AFP: Iran has arrested six Afghan military officers and a soldier who said they were hunting for Taliban militants in the border province of Sistan-Baluchestan, ISNA news agency reported on Sunday.
By Jay Deshmukh
TEHRAN (AFP) — Iran has arrested six Afghan military officers and a soldier who said they were hunting for Taliban militants in the border province of Sistan-Baluchestan, ISNA news agency reported on Sunday.
Border police arrested the seven Afghan military personnel 50 metres (yards) inside Iranian territory, border police commander Hossein Zolfaghari said, quoted by ISNA, without giving a date.
A police spokesman in Afghanistan’s Farah province said the incident took place four days ago, when a patrol crossed the border by mistake during a dust storm.
Iran’s Zolfaghari said the arrested group said they were “patrolling the area and hunting for Taliban (militants), and that they had no intention to enter Iranian soil.”
Sistan-Baluchestan in southeast Iran bordering Afghanistan and Pakistan is an area rife with a Sunni Muslim Baluchi insurgency against Tehran, tribal unrest and drug smuggling.
“The case of the arrested people is being investigated by the judiciary,” Zolfaghari said, adding that border police had confiscated a rocket-propelled grenade launcher and six rifles from the group.
The arrests were made as the “armed people driving a vehicle without a proper number plate crossed the border into Sistan-Baluchestan.”
“They were stopped and arrested by border police after shots were fired,” the officer said, without elaborating.
Mohammad Faqir Askar, a police spokesman in Afghanistan’s border province of Farah, said those held in Iran include four border policemen and a border police officer.
“A heavy dust storm started as they were on patrol” in the Jowain area, he told AFP. “They got lost and mistakenly have merely crossed the border. They were arrested by the Iranian border guards four days ago.
“According to our information they are to be freed tomorrow (Monday) or the day after,” he said.
Kabul has good ties with Tehran despite being heavily reliant militarily and financially on the United States, which has been at loggerheads with the Islamic republic for more than three decades.
But despite their rivalry, Washington and Tehran are both sworn enemies of the Sunni militia Taliban which ruled Kabul from 1996 to 2001, before being overthrown in a US-led invasion.

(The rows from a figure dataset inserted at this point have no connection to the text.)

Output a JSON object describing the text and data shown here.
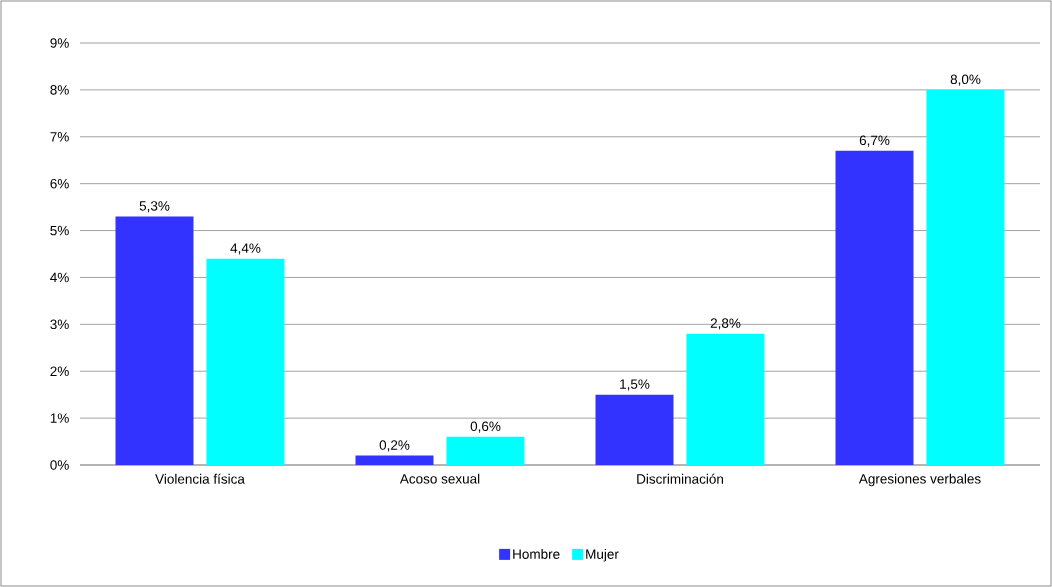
{
  "chart_data": {
    "type": "bar",
    "categories": [
      "Violencia física",
      "Acoso sexual",
      "Discriminación",
      "Agresiones verbales"
    ],
    "series": [
      {
        "name": "Hombre",
        "color": "#3333ff",
        "values": [
          5.3,
          0.2,
          1.5,
          6.7
        ],
        "value_labels": [
          "5,3%",
          "0,2%",
          "1,5%",
          "6,7%"
        ]
      },
      {
        "name": "Mujer",
        "color": "#00ffff",
        "values": [
          4.4,
          0.6,
          2.8,
          8.0
        ],
        "value_labels": [
          "4,4%",
          "0,6%",
          "2,8%",
          "8,0%"
        ]
      }
    ],
    "ylim": [
      0,
      9
    ],
    "yticks": [
      {
        "value": 0,
        "label": "0%"
      },
      {
        "value": 1,
        "label": "1%"
      },
      {
        "value": 2,
        "label": "2%"
      },
      {
        "value": 3,
        "label": "3%"
      },
      {
        "value": 4,
        "label": "4%"
      },
      {
        "value": 5,
        "label": "5%"
      },
      {
        "value": 6,
        "label": "6%"
      },
      {
        "value": 7,
        "label": "7%"
      },
      {
        "value": 8,
        "label": "8%"
      },
      {
        "value": 9,
        "label": "9%"
      }
    ],
    "grid": "y",
    "legend": "bottom"
  }
}
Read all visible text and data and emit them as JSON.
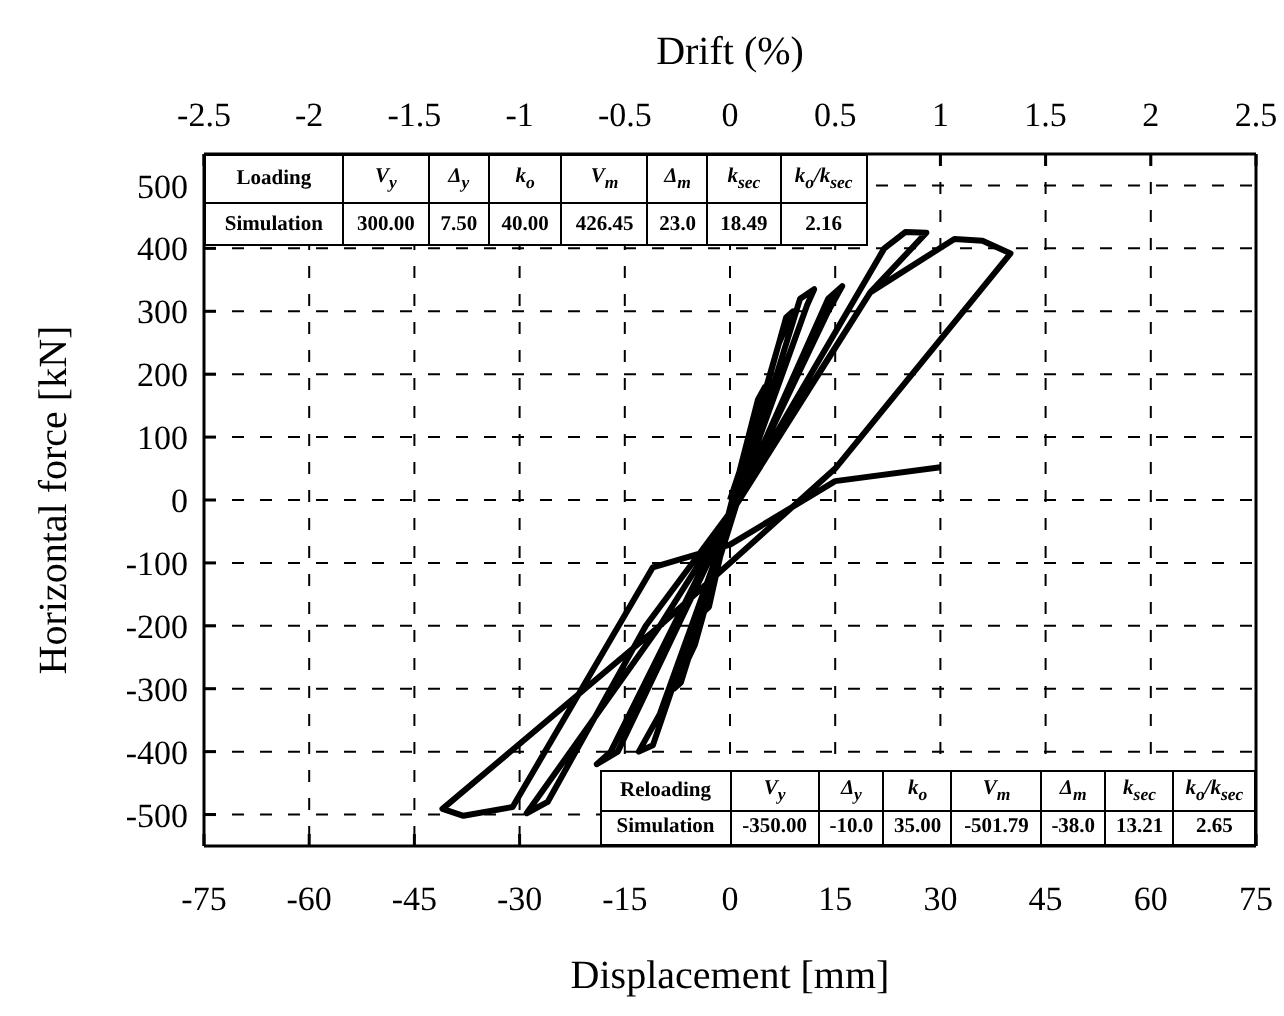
{
  "chart_data": {
    "type": "line",
    "xlabel": "Displacement [mm]",
    "ylabel": "Horizontal force [kN]",
    "x2label": "Drift (%)",
    "xlim": [
      -75,
      75
    ],
    "xticks": [
      -75,
      -60,
      -45,
      -30,
      -15,
      0,
      15,
      30,
      45,
      60,
      75
    ],
    "x2lim": [
      -2.5,
      2.5
    ],
    "x2ticks": [
      -2.5,
      -2,
      -1.5,
      -1,
      -0.5,
      0,
      0.5,
      1,
      1.5,
      2,
      2.5
    ],
    "ylim": [
      -550,
      550
    ],
    "yticks": [
      -500,
      -400,
      -300,
      -200,
      -100,
      0,
      100,
      200,
      300,
      400,
      500
    ],
    "grid": true,
    "series": [
      {
        "color": "#000000",
        "x": [
          0,
          3,
          5,
          4,
          -2,
          -4,
          -3,
          0,
          7,
          9,
          8,
          -5,
          -8,
          -7,
          0,
          10,
          12,
          11,
          -10,
          -13,
          -11,
          0,
          14,
          16,
          14,
          -16,
          -19,
          -17,
          0,
          22,
          25,
          28,
          20,
          -10,
          -29,
          -26,
          -12,
          0,
          20,
          32,
          36,
          40,
          15,
          -10,
          -41,
          -38,
          -31,
          -11,
          0,
          15,
          30
        ],
        "values": [
          0,
          100,
          180,
          160,
          -100,
          -180,
          -170,
          -20,
          250,
          300,
          290,
          -230,
          -300,
          -290,
          -40,
          320,
          335,
          310,
          -340,
          -400,
          -390,
          -30,
          320,
          340,
          300,
          -400,
          -420,
          -400,
          -20,
          400,
          426,
          425,
          330,
          -200,
          -498,
          -480,
          -200,
          -20,
          330,
          415,
          412,
          392,
          50,
          -200,
          -491,
          -502,
          -488,
          -107,
          -71,
          30,
          52
        ]
      }
    ],
    "annotations": [
      "Loading",
      "V$_{y}$",
      "Δ$_{y}$",
      "k$_{o}$",
      "V$_{m}$",
      "Δ$_{m}$",
      "k$_{sec}$",
      "k$_{o}$/k$_{sec}$",
      "Simulation",
      "300.00",
      "7.50",
      "40.00",
      "426.45",
      "23.0",
      "18.49",
      "2.16",
      "Reloading",
      "V$_{y}$",
      "Δ$_{y}$",
      "k$_{o}$",
      "V$_{m}$",
      "Δ$_{m}$",
      "k$_{sec}$",
      "k$_{o}$/k$_{sec}$",
      "Simulation",
      "-350.00",
      "-10.0",
      "35.00",
      "-501.79",
      "-38.0",
      "13.21",
      "2.65"
    ]
  }
}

The news of the arrests of Afghan military personnel comes less than two weeks after Afghan police said they had seized nearly 20 tonnes of explosives stashed in boxes marked “food, toys and kitchenware” imported from Iran.
The discovery was made in the western Afghan province of Nimroz on the Iranian border.

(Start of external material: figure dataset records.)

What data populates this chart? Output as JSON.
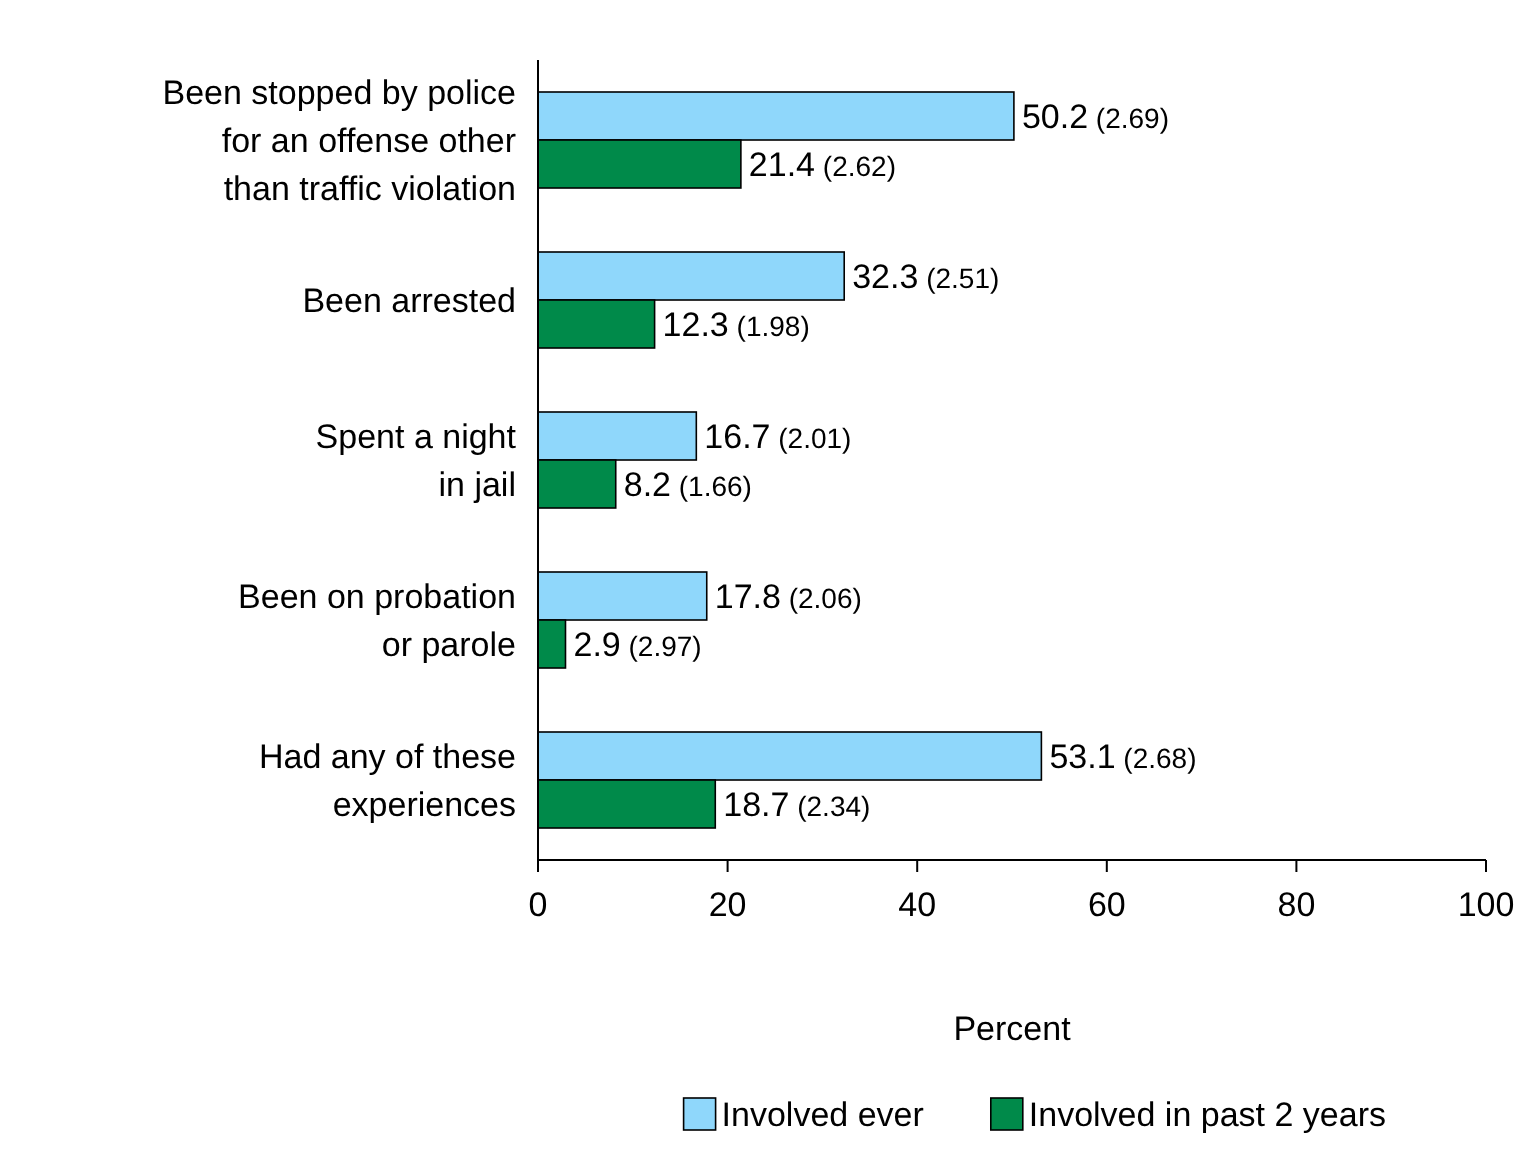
{
  "chart_data": {
    "type": "bar",
    "orientation": "horizontal",
    "categories": [
      "Been stopped by police\nfor an offense other\nthan traffic violation",
      "Been arrested",
      "Spent a night\nin jail",
      "Been on probation\nor parole",
      "Had any of these\nexperiences"
    ],
    "series": [
      {
        "name": "Involved ever",
        "color": "#8fd7fb",
        "values": [
          50.2,
          32.3,
          16.7,
          17.8,
          53.1
        ],
        "value_labels": [
          "50.2 (2.69)",
          "32.3 (2.51)",
          "16.7 (2.01)",
          "17.8 (2.06)",
          "53.1 (2.68)"
        ]
      },
      {
        "name": "Involved in past 2 years",
        "color": "#008a4a",
        "values": [
          21.4,
          12.3,
          8.2,
          2.9,
          18.7
        ],
        "value_labels": [
          "21.4 (2.62)",
          "12.3 (1.98)",
          "8.2 (1.66)",
          "2.9 (2.97)",
          "18.7 (2.34)"
        ]
      }
    ],
    "xlim": [
      0,
      100
    ],
    "xticks": [
      0,
      20,
      40,
      60,
      80,
      100
    ],
    "xlabel": "Percent",
    "legend": "bottom",
    "grid": false
  }
}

Bombs made from old ammunition and explosives are the main weapon used by the Taliban and other insurgents fighting the Western-backed Afghan government and US-led troops deployed in Afghanistan.
Foreign military commanders and some Afghan officials have accused Iran of providing weapons to the Taliban, the chief group leading the insurgency in Afghanistan.
Tehran denies the charges and senior Afghan administration officials say they have no evidence against Iran.
Iran, meanwhile, often participates in conferences aimed at stabilising Afghanistan.
In August, President Mahmoud Ahmadinejad hosted a mini-summit with his Afghan and Tajik counterparts at which he denounced the deployment of foreign troops and insisted regional countries resolve issues in Afghanistan.
Shiite Iran, which has close ethnic and religious ties with Afghanistan, has also long suffered from the impact of opium production in its eastern neighbour, with easily available heroin fuelling a big rise in drug use at home.
Afghanistan is the source of 90 percent of the world’s heroin.